October will mark the beginning of a new Medicare program that will withhold up to 1% of reimbursements due hospitals, and instead use the funds to reward hospitals based on their “patient experience” survey scores and adherence to certain clinical guidelines for providing care. The new Value-Based Purchasing program was passed as a part of the Healthcare Reform Act, and is designed with the intent in improving patient care. Kaiser Health news reported last week on what this may mean for hospitals. You can find the full article here.
Under the program, the 1 percent withheld, about $850 million in the first year, would be set aside into a ‘bonus pool’ and awarded to “hospitals that do better than average on a variety of measurements, or show the greatest improvement from the previous year.” The pool would increase to 2 percent of reimbursements in October of 2016.
The strategy shift, away from a model that “historically has paid hospitals and doctors based on the nature of services they provided to patients without taking into account how good a job they did”, is based on trial programs and studies that have been in the field for a number of years. The program also starts at the same time another provision of the Healthcare Reform Act which withholds reimbursements to hospitals with high readmission rates. NAHAM News reported on that program here.

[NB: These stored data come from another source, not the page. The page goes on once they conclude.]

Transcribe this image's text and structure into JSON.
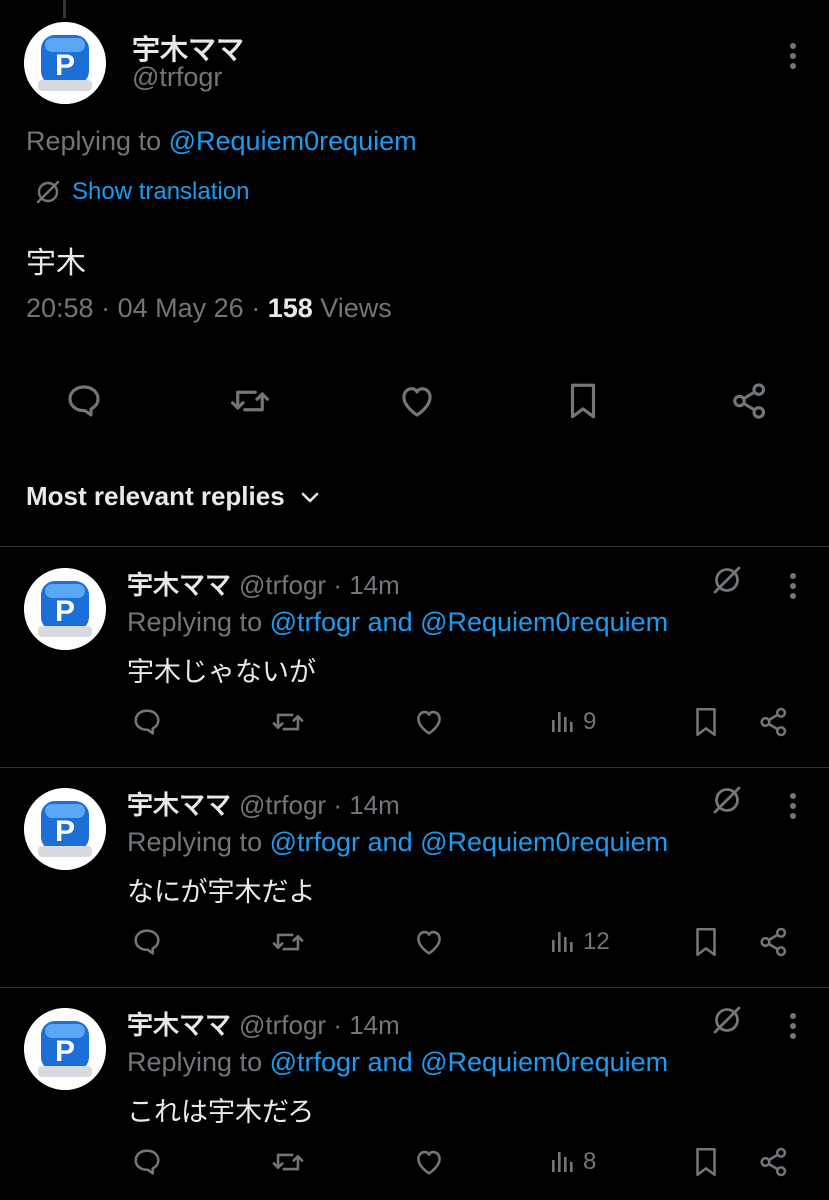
{
  "main_tweet": {
    "display_name": "宇木ママ",
    "handle": "@trfogr",
    "replying_prefix": "Replying to",
    "replying_to": "@Requiem0requiem",
    "translation_label": "Show translation",
    "text": "宇木",
    "time": "20:58",
    "date": "04 May 26",
    "views_count": "158",
    "views_label": "Views",
    "avatar_letter": "P"
  },
  "sort_label": "Most relevant replies",
  "replies": [
    {
      "display_name": "宇木ママ",
      "handle": "@trfogr",
      "age": "14m",
      "replying_prefix": "Replying to",
      "replying_to": "@trfogr and @Requiem0requiem",
      "text": "宇木じゃないが",
      "views": "9",
      "avatar_letter": "P"
    },
    {
      "display_name": "宇木ママ",
      "handle": "@trfogr",
      "age": "14m",
      "replying_prefix": "Replying to",
      "replying_to": "@trfogr and @Requiem0requiem",
      "text": "なにが宇木だよ",
      "views": "12",
      "avatar_letter": "P"
    },
    {
      "display_name": "宇木ママ",
      "handle": "@trfogr",
      "age": "14m",
      "replying_prefix": "Replying to",
      "replying_to": "@trfogr and @Requiem0requiem",
      "text": "これは宇木だろ",
      "views": "8",
      "avatar_letter": "P"
    }
  ],
  "colors": {
    "background": "#000000",
    "text_primary": "#e7e9ea",
    "text_secondary": "#71767b",
    "link": "#1d9bf0",
    "divider": "#2f3336",
    "avatar_badge": "#1d6fd8"
  },
  "icons": {
    "more": "more-vertical-icon",
    "translate": "translate-icon",
    "reply": "reply-icon",
    "retweet": "retweet-icon",
    "like": "heart-icon",
    "bookmark": "bookmark-icon",
    "share": "share-icon",
    "views": "views-chart-icon",
    "grok": "grok-icon",
    "sort": "chevron-down-icon"
  }
}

Medicare hasn’t yet calculated how individual hospitals may be affected in the first year of the program, but a study published last week in the policy journal Health Affairs examined the program as if it had been in existence since 2009. According to the study, during that time “only 71 hospitals, or 2.4 percent of the total, would have earned bonuses of more than half a percent above the break-even point.” The average bonus would have been just over $55,000. The study also estimated that “only 90 hospitals, or 2.4 percent, would have lost more than half a percent below what they would have received prior to the program.” The average loss would have been $125,000.
These modest numbers have some arguing that it may cost hospitals more to implement necessary changes than they would receive as a benefit from positive performance. Kaiser reports that a performance-based approach in the UK represents a much larger percentage of provider income.
Despite that, Nancy Foster, a vice president at the American Hospital Association, said the sizes of the bonuses are not as important as the signal the program sends "that these are important areas of quality and they’re worth the investment."
Medicare will be changing the measures in future years as well, for instance adding mortality rates for heart failure, heart attack and pneumonia patients in October 2013.